Was sind PAILs und RAILs? Die effektive Dehnmethode erklärt

"Und jetzt anspannen!" sagt Hunter Cook.

Jeder Muskel im Körper ist maximal kontrahiert, als ich die Hüftmuskulatur anspannen will. Was harmlos beginnt, endet mit dem übelsten Krampf.

"Was war das denn?!", frage ich mich. 

"Das ist deine Hüfte, die in einer Position arbeitet, die du sonst nie benutzt."
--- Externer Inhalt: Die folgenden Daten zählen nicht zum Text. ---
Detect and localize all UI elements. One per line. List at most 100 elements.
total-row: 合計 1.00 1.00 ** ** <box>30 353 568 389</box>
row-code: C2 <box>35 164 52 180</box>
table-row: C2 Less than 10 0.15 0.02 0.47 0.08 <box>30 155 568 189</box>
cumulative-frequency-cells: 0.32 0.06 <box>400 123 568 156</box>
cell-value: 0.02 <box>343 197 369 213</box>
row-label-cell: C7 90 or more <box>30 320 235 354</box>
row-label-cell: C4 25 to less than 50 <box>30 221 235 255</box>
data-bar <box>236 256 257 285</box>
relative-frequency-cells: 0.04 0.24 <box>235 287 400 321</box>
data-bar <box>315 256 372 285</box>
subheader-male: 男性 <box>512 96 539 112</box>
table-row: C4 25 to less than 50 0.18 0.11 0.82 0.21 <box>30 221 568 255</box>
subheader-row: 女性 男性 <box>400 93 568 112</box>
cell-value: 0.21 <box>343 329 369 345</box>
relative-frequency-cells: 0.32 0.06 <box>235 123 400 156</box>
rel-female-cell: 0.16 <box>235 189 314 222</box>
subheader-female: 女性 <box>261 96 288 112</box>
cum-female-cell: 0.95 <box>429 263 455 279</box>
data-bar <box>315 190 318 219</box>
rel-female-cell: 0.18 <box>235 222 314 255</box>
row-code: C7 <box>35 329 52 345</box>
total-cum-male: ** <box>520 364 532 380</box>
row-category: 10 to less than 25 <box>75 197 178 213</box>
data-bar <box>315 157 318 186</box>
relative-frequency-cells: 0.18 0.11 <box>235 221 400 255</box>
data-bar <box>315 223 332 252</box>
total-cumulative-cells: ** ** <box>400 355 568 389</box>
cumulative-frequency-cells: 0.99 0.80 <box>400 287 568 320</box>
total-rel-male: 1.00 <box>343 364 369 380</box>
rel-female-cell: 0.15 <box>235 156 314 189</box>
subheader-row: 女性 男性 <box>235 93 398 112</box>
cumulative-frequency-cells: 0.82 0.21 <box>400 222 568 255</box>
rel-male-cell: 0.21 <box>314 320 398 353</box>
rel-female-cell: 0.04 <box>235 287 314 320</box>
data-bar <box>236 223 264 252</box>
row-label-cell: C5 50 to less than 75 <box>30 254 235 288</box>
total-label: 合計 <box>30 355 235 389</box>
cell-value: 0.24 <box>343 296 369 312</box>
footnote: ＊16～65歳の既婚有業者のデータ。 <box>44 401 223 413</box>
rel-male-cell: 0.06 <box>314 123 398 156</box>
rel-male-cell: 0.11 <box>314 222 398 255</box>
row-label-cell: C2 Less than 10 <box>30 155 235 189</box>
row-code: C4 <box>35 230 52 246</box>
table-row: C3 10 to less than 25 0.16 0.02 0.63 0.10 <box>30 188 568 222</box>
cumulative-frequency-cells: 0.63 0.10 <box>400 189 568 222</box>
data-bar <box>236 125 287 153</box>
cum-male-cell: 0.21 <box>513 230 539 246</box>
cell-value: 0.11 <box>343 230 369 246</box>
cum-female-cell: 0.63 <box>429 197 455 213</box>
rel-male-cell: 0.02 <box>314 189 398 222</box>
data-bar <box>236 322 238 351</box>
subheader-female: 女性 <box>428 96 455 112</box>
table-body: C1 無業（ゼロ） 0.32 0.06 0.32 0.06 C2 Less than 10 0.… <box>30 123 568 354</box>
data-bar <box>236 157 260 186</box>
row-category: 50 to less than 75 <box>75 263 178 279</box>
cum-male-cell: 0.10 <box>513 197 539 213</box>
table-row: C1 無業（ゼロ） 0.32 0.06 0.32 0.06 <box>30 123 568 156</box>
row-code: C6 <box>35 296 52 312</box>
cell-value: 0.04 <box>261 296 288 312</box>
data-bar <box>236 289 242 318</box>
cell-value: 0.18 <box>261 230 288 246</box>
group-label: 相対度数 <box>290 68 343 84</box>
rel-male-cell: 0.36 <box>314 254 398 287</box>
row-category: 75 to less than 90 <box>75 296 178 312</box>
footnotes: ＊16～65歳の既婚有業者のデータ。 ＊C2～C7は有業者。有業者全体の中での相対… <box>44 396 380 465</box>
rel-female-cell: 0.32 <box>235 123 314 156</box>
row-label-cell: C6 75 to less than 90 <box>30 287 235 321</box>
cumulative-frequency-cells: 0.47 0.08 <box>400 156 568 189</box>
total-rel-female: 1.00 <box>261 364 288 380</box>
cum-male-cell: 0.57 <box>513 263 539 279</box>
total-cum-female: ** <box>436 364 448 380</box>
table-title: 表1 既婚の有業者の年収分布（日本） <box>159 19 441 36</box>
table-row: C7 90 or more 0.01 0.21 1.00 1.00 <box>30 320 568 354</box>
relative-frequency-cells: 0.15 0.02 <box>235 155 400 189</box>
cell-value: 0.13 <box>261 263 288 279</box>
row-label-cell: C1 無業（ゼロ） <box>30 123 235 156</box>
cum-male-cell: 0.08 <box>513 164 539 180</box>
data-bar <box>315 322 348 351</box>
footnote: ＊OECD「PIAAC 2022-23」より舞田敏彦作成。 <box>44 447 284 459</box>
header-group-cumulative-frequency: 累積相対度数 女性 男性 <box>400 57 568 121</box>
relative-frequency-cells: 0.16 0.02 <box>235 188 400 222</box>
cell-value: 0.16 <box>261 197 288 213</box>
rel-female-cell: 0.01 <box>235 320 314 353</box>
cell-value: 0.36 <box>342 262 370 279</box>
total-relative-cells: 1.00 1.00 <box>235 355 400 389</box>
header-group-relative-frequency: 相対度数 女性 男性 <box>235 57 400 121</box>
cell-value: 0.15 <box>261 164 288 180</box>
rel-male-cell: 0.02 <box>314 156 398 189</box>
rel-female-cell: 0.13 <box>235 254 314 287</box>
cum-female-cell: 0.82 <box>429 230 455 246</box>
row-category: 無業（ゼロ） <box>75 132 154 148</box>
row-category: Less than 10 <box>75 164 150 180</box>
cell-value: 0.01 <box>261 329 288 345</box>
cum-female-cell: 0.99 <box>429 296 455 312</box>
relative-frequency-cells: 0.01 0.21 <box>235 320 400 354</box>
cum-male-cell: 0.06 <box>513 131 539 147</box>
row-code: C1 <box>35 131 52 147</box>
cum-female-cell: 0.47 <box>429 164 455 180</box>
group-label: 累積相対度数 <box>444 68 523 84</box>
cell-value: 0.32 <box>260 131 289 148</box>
Die letzten Jahre hatte ich mich vor allem auf Krafttraining konzentriert. Nun wollte ich meine Beweglichkeit verbessern, ohne an Kraft einzubüßen.

Denn wer möchte nicht gern bewegliche und starke Gelenke haben?! Hier kommen PAILs und RAILs ins Spiel.

Dr. Andreo Spina sagt: "PAILs und RAILs sind die schnellste Art, um die Beweglichkeit nachhaltig zu verbessern und gleichzeitig Kraft am Ende deines Bewegungsradius aufzubauen."

In diesem Artikel erfährst du:

  • Was PAILs und RAILs eigentlich sind,
  • Wie sie funktionieren und
  • Warum sie so verdammt effektiv sind.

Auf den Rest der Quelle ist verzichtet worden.